About Time: Adaptive Management for Coastal Salt Marshes
Honor Award
Research
Stone Harbor, New Jersey, United States
University of Pennsylvania Weitzman School of Design McHarg Center Environmental Modeling Lab (EMLab)
The Wetlands Institute
This team is recognized for their well-executed modeling and monitoring of six wetland restorations in a federally funded multi-year project. Integrating multi-scenario modeling, multi-year vegetation surveys, and satellite data, this project significantly advances a nature-based coastal mitigation research tool. A comprehensive and replicable methodological framework for other coastal work by landscape architects.The amount of extensive research and tools used to gather information should be applauded.
- 2025 Awards Jury
Project Credits
Karen M'Closkey, ASLA, EMLab Director
Sean Burkholder, ASLA, Project Leader
Keith VanDerSys, Project Leaders
Lucy Salwen, Associate ASLA, Research Associate
Mariya Lupandina, Student ASLA, Research Assistant
Clarasophia Gust, Student ASLA, Research Assistant
Zicheng Zhao, Research Assistant
Shuyi Hao, Research Assistant
Aaron O'Neil, Research Assistant
Project Statement
Designing for local landscape-scale change amid global climate change is a significant challenge for landscape architects. It requires integrating Earth system science tools, such as satellite data and sea level rise projections, with on-site surveying techniques. While surveying has historically been part of landscape practice, the discipline often outsources this work or relies on limited off-the-shelf data products. By creating custom in situ remotely sensed data, designers can recover surveying as a central aspect of practice, contribute to new research frontiers, and participate in large-scale, interdisciplinary coastal infrastructure projects. Nature-based coastal mitigation strategies are emerging as one such crucial research ground.
Project Narrative
J.B. Jackson famously described landscape as “the art of time.” Change is implicit in this statement. Today, a significant challenge for landscape architects is designing for local, landscape-scale change within the broader context of global climate change. This task requires new mapping and modeling methods that integrate tools and knowledge from Earth system science—such as satellite data and sea level rise projections—with on-site surveying techniques. While surveying has historically been part of landscape practice, our discipline tends to outsource this work or rely on off-the-shelf data products, which are limited by the instruments and institutions that make them. This approach is inadequate for the challenges we face, particularly in rapidly changing coastal areas.

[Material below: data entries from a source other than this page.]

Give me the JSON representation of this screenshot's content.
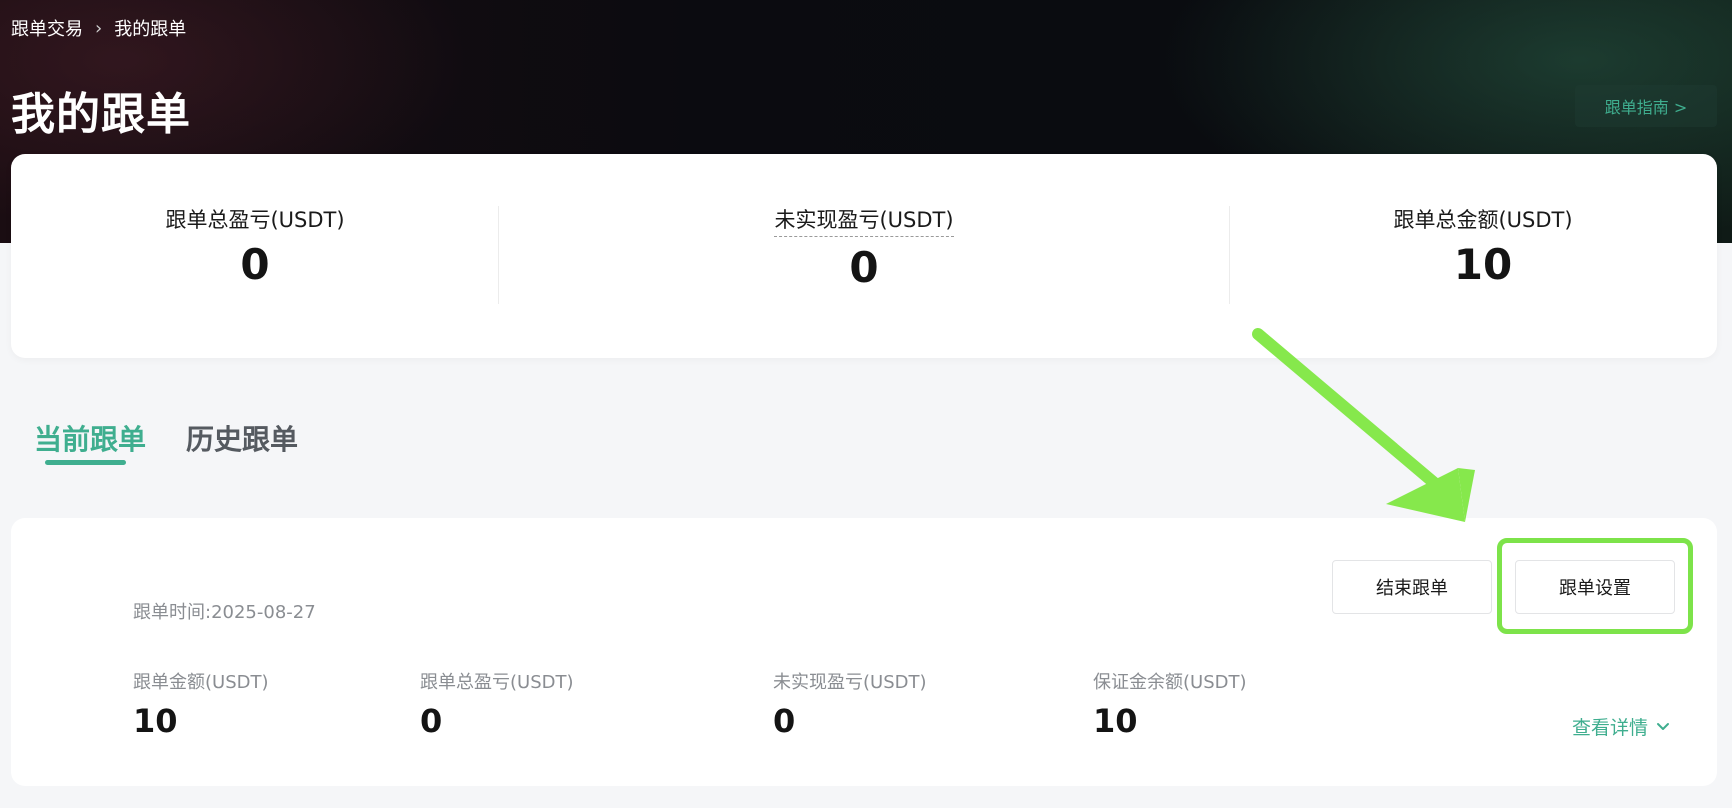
{
  "breadcrumb": {
    "parent": "跟单交易",
    "separator": "›",
    "current": "我的跟单"
  },
  "page_title": "我的跟单",
  "guide_button": "跟单指南 >",
  "summary": {
    "total_pnl_label": "跟单总盈亏(USDT)",
    "total_pnl_value": "0",
    "unrealized_pnl_label": "未实现盈亏(USDT)",
    "unrealized_pnl_value": "0",
    "total_amount_label": "跟单总金额(USDT)",
    "total_amount_value": "10"
  },
  "tabs": [
    {
      "label": "当前跟单",
      "active": true
    },
    {
      "label": "历史跟单",
      "active": false
    }
  ],
  "order": {
    "time_text": "跟单时间:2025-08-27",
    "end_button": "结束跟单",
    "settings_button": "跟单设置",
    "metrics": [
      {
        "label": "跟单金额(USDT)",
        "value": "10"
      },
      {
        "label": "跟单总盈亏(USDT)",
        "value": "0"
      },
      {
        "label": "未实现盈亏(USDT)",
        "value": "0"
      },
      {
        "label": "保证金余额(USDT)",
        "value": "10"
      }
    ],
    "details_link": "查看详情"
  },
  "colors": {
    "accent": "#3fae8f",
    "highlight": "#7de34a",
    "arrow": "#86e84c"
  },
  "icons": {
    "breadcrumb_separator": "chevron-right-icon",
    "details_toggle": "chevron-down-icon",
    "annotation": "arrow-annotation-icon"
  }
}
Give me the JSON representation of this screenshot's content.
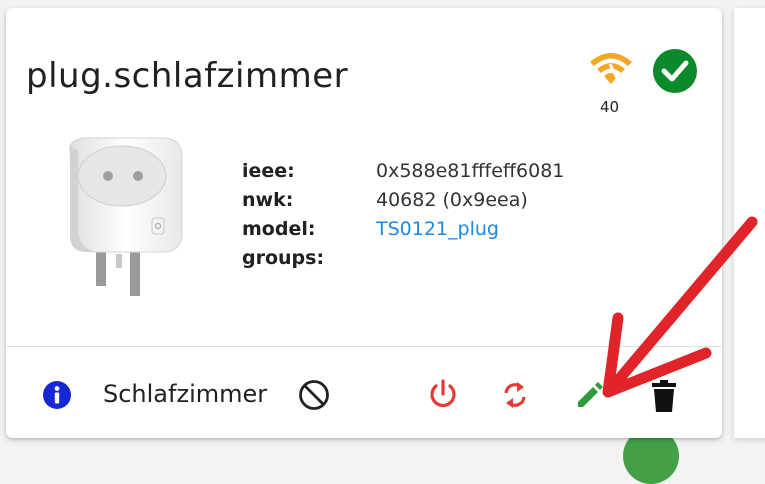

Our team is working with federal and state agencies to model and monitor six wetland restoration sites totaling 500 acres along coastal New Jersey. This work aims to create high-resolution models to determine sediment placement and track salt marsh elevation and vegetation composition over time. Such “nature-based features” are increasingly proposed to address weakened storm defenses, biodiversity loss, and carbon stock depletion resulting from wetland loss. These experimental yet critical features require understanding environmental dynamics across varied spatial and temporal scales. However, coastal wetlands are notoriously difficult to map using satellite-sensed data due to fluctuating water levels and variable spectral characteristics (the wavelengths of materials "seen” by sensors). This difficulty is compounded by the fact that state and federal land cover datasets overlook the complexity of these landscapes in favor of more generalized classifications. Moreover, due to limited access, conventional surveying equipment cannot be used in wetlands.
GPS-enabled drones, field survey receivers, and machine-learning algorithms enable novel methods to model and measure landscape changes. With these tools, we developed custom spectral libraries from field-collected data to create land cover maps at a “mesoscale.” The enhanced richness (resolution), reach (coverage), and return (frequency) of custom in situ data better capture the landscape characteristics needed for inputs into various models. These data and models are essential to determine material placement and profiles to support marsh viability. In addition, survey elevations taken from historical sediment placement sites were crucial for establishing target elevations to maximize the creation of high marsh habitats and optimize revegetation rates of low marsh areas. High marshes provide vital nesting sites and temporary refuge for key bird species during floods.
Our team will annually monitor each site to assess performance relative to modeled scenarios. The findings will serve as a blueprint for sediment placement techniques for landscape-scale restorations in other Atlantic Coast locations. Equipped with custom in situ remotely sensed data, designers can recover surveying as a central aspect of practice, contribute to new research frontiers, and participate in large-scale, interdisciplinary coastal infrastructure projects. J.B. Jackson understood that landscapes constantly evolve, but we no longer live in the temporal context he assumed. Landscape architecture is one of the few fields that offer ways to negotiate the misalignment between historical time, human experience, and the planetary time of global heating.